LOL If i am in the mood, i do this sometimes, but I will allow them to box themselves inthan wait for 2-3 cars to catch me up in my lane, then get the drop two cogs and gone. Otherwise i sometimes just follow them, very very close fro a few miles, matching thier speed. After a while they become desparate for you to pass.

Generally though, like most here, I just hold my speed. Vario speed drivers are just poor drivers.


----------



## jammyd (Oct 11, 2008)

Dash said:


> Out of interest, is there any law against hogging the outside lane, at say 60?
> 
> If not, you could have a great time limping along in the outside lane forcing everybody else to break the law. :mrgreen:


Yeah would be good"


----------



## EnfieldTT (Jun 7, 2008)

What pisses me off are those pricks who drive up my arse - when there simply isn't any way I can go any quicker (heavy traffic for example) What's the f*cking point? Amazing how a short, sharp slam on the brakes makes wakes them up enough to back the fuck off :x

Another is when I could see some little ASBO in his shitty Punto in my rearview being a little boy - ducking and diving, cutting up everyone all over the place. Eventually road warrior was up _my_ arse. So numbnuts choses this piece of road where two lanes of traffic were funneled into one, to try and overtake me. Put it this way: I would've have to of slammed on my brakes to avoid smashing into him. Why the hell should I have to do that I thought? So as he swung out, I sped up to make it before him - meaning HE had to brake hard, else he'd be kissing a lovely little traffic island.

Little boys like that shouldn't be allowed on the road: driving like cocks, causing other motorists to swerve or brake hard is bang out of order.

The pleasuring sight was - further down, we hit some traffic and little dickhead was stuck in a long lane of traffic as I went sailing by. I couldn't resist laughing my tits off as I went by.


----------



## Dash (Oct 5, 2008)

I rarely drive on the motorways, but was on at the weekend in light traffic, was a pleasureable drive. Sat about 200m off a BMW working slowly through the traffic for the whole journey. Only one person came up behind me, was a BMW as it happens...
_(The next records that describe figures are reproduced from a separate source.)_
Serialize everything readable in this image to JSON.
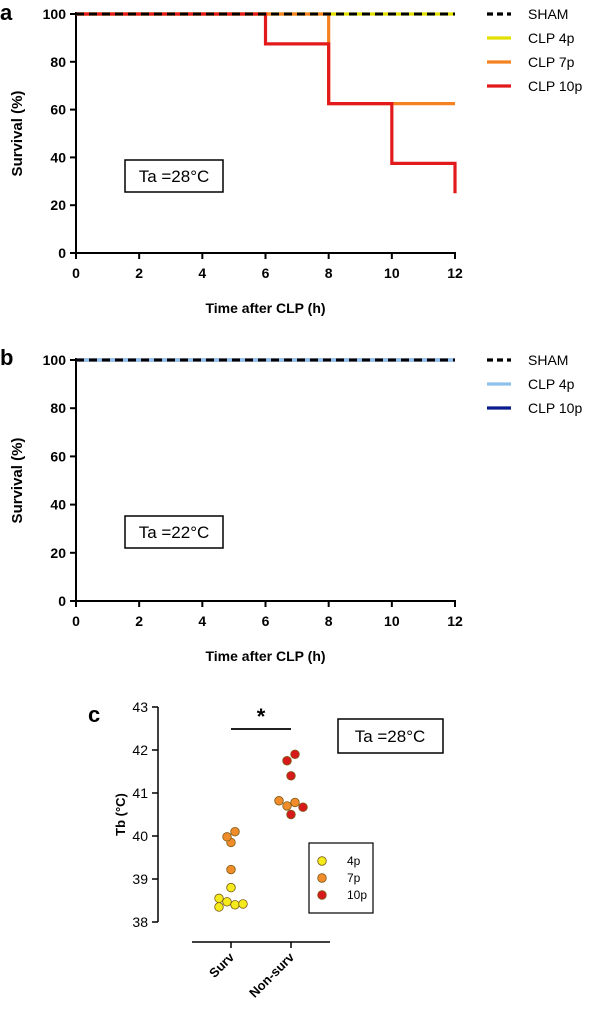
{
  "chart_data": [
    {
      "panel": "a",
      "type": "line",
      "step": true,
      "xlabel": "Time after CLP (h)",
      "ylabel": "Survival (%)",
      "xlim": [
        0,
        12
      ],
      "ylim": [
        0,
        100
      ],
      "xticks": [
        0,
        2,
        4,
        6,
        8,
        10,
        12
      ],
      "yticks": [
        0,
        20,
        40,
        60,
        80,
        100
      ],
      "annotation": "Ta =28°C",
      "legend_position": "right",
      "series": [
        {
          "name": "CLP 4p",
          "color": "#e3e000",
          "dash": false,
          "x": [
            0,
            12
          ],
          "y": [
            100,
            100
          ]
        },
        {
          "name": "CLP 7p",
          "color": "#f58220",
          "dash": false,
          "x": [
            0,
            8,
            12
          ],
          "y": [
            100,
            62.5,
            62.5
          ]
        },
        {
          "name": "CLP 10p",
          "color": "#e21a1c",
          "dash": false,
          "x": [
            0,
            6,
            8,
            10,
            12
          ],
          "y": [
            100,
            87.5,
            62.5,
            37.5,
            25
          ]
        },
        {
          "name": "SHAM",
          "color": "#000000",
          "dash": true,
          "x": [
            0,
            12
          ],
          "y": [
            100,
            100
          ]
        }
      ],
      "legend_order": [
        "SHAM",
        "CLP 4p",
        "CLP 7p",
        "CLP 10p"
      ]
    },
    {
      "panel": "b",
      "type": "line",
      "step": true,
      "xlabel": "Time after CLP (h)",
      "ylabel": "Survival (%)",
      "xlim": [
        0,
        12
      ],
      "ylim": [
        0,
        100
      ],
      "xticks": [
        0,
        2,
        4,
        6,
        8,
        10,
        12
      ],
      "yticks": [
        0,
        20,
        40,
        60,
        80,
        100
      ],
      "annotation": "Ta =22°C",
      "legend_position": "right",
      "series": [
        {
          "name": "CLP 10p",
          "color": "#0b1a8c",
          "dash": false,
          "x": [
            0,
            12
          ],
          "y": [
            100,
            100
          ]
        },
        {
          "name": "CLP 4p",
          "color": "#8fc0ec",
          "dash": false,
          "x": [
            0,
            12
          ],
          "y": [
            100,
            100
          ]
        },
        {
          "name": "SHAM",
          "color": "#000000",
          "dash": true,
          "x": [
            0,
            12
          ],
          "y": [
            100,
            100
          ]
        }
      ],
      "legend_order": [
        "SHAM",
        "CLP 4p",
        "CLP 10p"
      ]
    },
    {
      "panel": "c",
      "type": "scatter",
      "ylabel": "Tb (°C)",
      "ylim": [
        38,
        43
      ],
      "yticks": [
        38,
        39,
        40,
        41,
        42,
        43
      ],
      "categories": [
        "Surv",
        "Non-surv"
      ],
      "annotation": "Ta =28°C",
      "significance": "*",
      "legend_position": "right",
      "legend": [
        {
          "name": "4p",
          "color": "#f5ea1c"
        },
        {
          "name": "7p",
          "color": "#f08c2a"
        },
        {
          "name": "10p",
          "color": "#d7191c"
        }
      ],
      "points": [
        {
          "category": "Surv",
          "group": "4p",
          "y": 38.35,
          "offset": -1.5
        },
        {
          "category": "Surv",
          "group": "4p",
          "y": 38.55,
          "offset": -1.5
        },
        {
          "category": "Surv",
          "group": "4p",
          "y": 38.47,
          "offset": -0.5
        },
        {
          "category": "Surv",
          "group": "4p",
          "y": 38.8,
          "offset": 0
        },
        {
          "category": "Surv",
          "group": "4p",
          "y": 38.4,
          "offset": 0.5
        },
        {
          "category": "Surv",
          "group": "4p",
          "y": 38.42,
          "offset": 1.5
        },
        {
          "category": "Surv",
          "group": "7p",
          "y": 39.22,
          "offset": 0
        },
        {
          "category": "Surv",
          "group": "7p",
          "y": 39.85,
          "offset": 0
        },
        {
          "category": "Surv",
          "group": "7p",
          "y": 39.98,
          "offset": -0.5
        },
        {
          "category": "Surv",
          "group": "7p",
          "y": 40.1,
          "offset": 0.5
        },
        {
          "category": "Non-surv",
          "group": "7p",
          "y": 40.82,
          "offset": -1.5
        },
        {
          "category": "Non-surv",
          "group": "7p",
          "y": 40.7,
          "offset": -0.5
        },
        {
          "category": "Non-surv",
          "group": "7p",
          "y": 40.78,
          "offset": 0.5
        },
        {
          "category": "Non-surv",
          "group": "10p",
          "y": 40.67,
          "offset": 1.5
        },
        {
          "category": "Non-surv",
          "group": "10p",
          "y": 40.5,
          "offset": 0
        },
        {
          "category": "Non-surv",
          "group": "10p",
          "y": 41.4,
          "offset": 0
        },
        {
          "category": "Non-surv",
          "group": "10p",
          "y": 41.75,
          "offset": -0.5
        },
        {
          "category": "Non-surv",
          "group": "10p",
          "y": 41.9,
          "offset": 0.5
        }
      ]
    }
  ]
}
On the way back, whole other story. Got me really wound up to the point when I got passed the traffic I realised I had no idea where I was. Luckily only a few miles from my exit. The two outside lanes were stuffed with traffic doing a steady 80mph, no traffic in the inside lane. Didn't matter how many times I did the whole swiping behind and back in front to go past the middle lane hoggers, nobody paid the slightest bit of attention.
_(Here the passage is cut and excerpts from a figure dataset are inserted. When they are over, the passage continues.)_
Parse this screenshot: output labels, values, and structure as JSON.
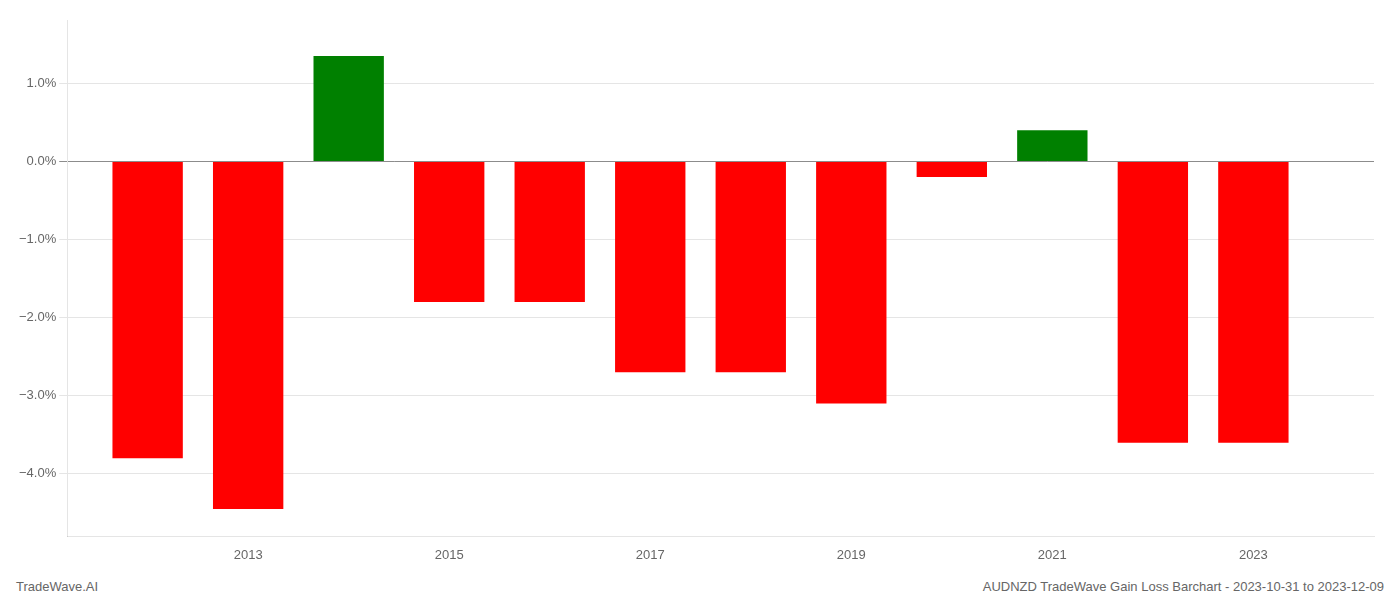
{
  "chart_data": {
    "type": "bar",
    "x": [
      2012,
      2013,
      2014,
      2015,
      2016,
      2017,
      2018,
      2019,
      2020,
      2021,
      2022,
      2023
    ],
    "values": [
      -0.038,
      -0.0445,
      0.0135,
      -0.018,
      -0.018,
      -0.027,
      -0.027,
      -0.031,
      -0.002,
      0.004,
      -0.036,
      -0.036
    ],
    "colors": [
      "#ff0000",
      "#ff0000",
      "#008000",
      "#ff0000",
      "#ff0000",
      "#ff0000",
      "#ff0000",
      "#ff0000",
      "#ff0000",
      "#008000",
      "#ff0000",
      "#ff0000"
    ],
    "xlim": [
      2011.2,
      2024.2
    ],
    "xticks": [
      2013,
      2015,
      2017,
      2019,
      2021,
      2023
    ],
    "ylim": [
      -0.048,
      0.018
    ],
    "yticks": [
      {
        "value": -0.04,
        "label": "−4.0%"
      },
      {
        "value": -0.03,
        "label": "−3.0%"
      },
      {
        "value": -0.02,
        "label": "−2.0%"
      },
      {
        "value": -0.01,
        "label": "−1.0%"
      },
      {
        "value": 0.0,
        "label": "0.0%"
      },
      {
        "value": 0.01,
        "label": "1.0%"
      }
    ],
    "grid": true,
    "annotations": [
      "TradeWave.AI",
      "AUDNZD TradeWave Gain Loss Barchart - 2023-10-31 to 2023-12-09"
    ]
  }
}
I even managed to find myself boxed in with some pitiful middle lane driving. Couldn't under-take, and no room to pull out. *GRRRRR*


----------



## vlastan (May 6, 2002)

People believe they own lanes...they say "this is my lane and nobody gets past"
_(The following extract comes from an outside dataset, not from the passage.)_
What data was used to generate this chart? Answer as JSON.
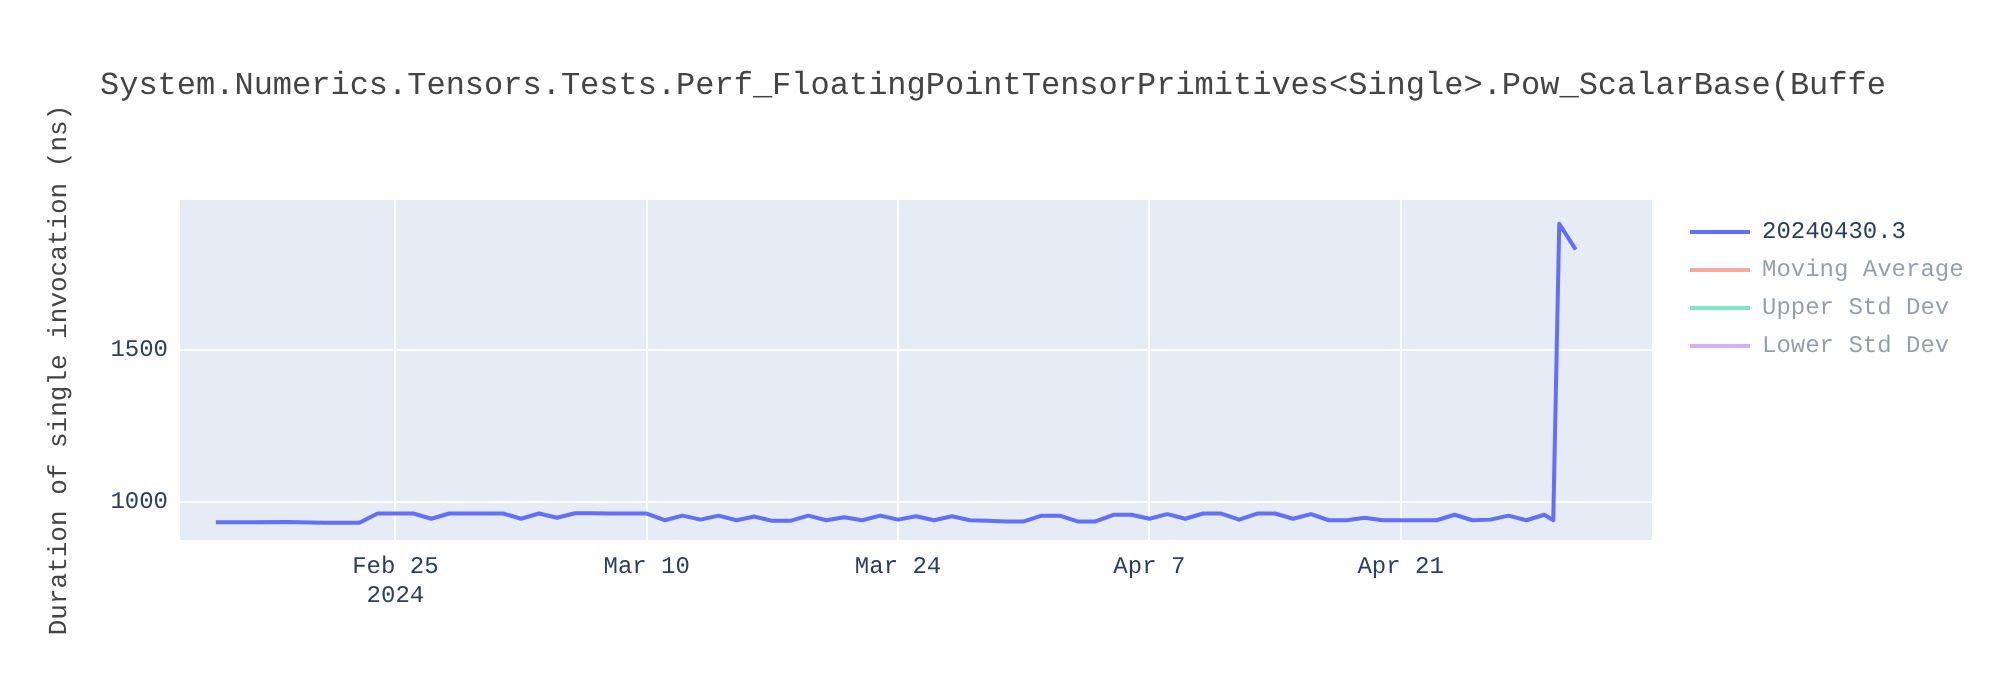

Well I am not here to educate them but go past them anyway I can to get to my destination. So I have not choice but to undertake them or flash them to keep moving.

I believe that both undertaking and lane hogging is illegal. So if you are forced to undertake you have to blame the lane hogger that forced you to undertake. In other words you are forced to break the law! How would this argument work?


----------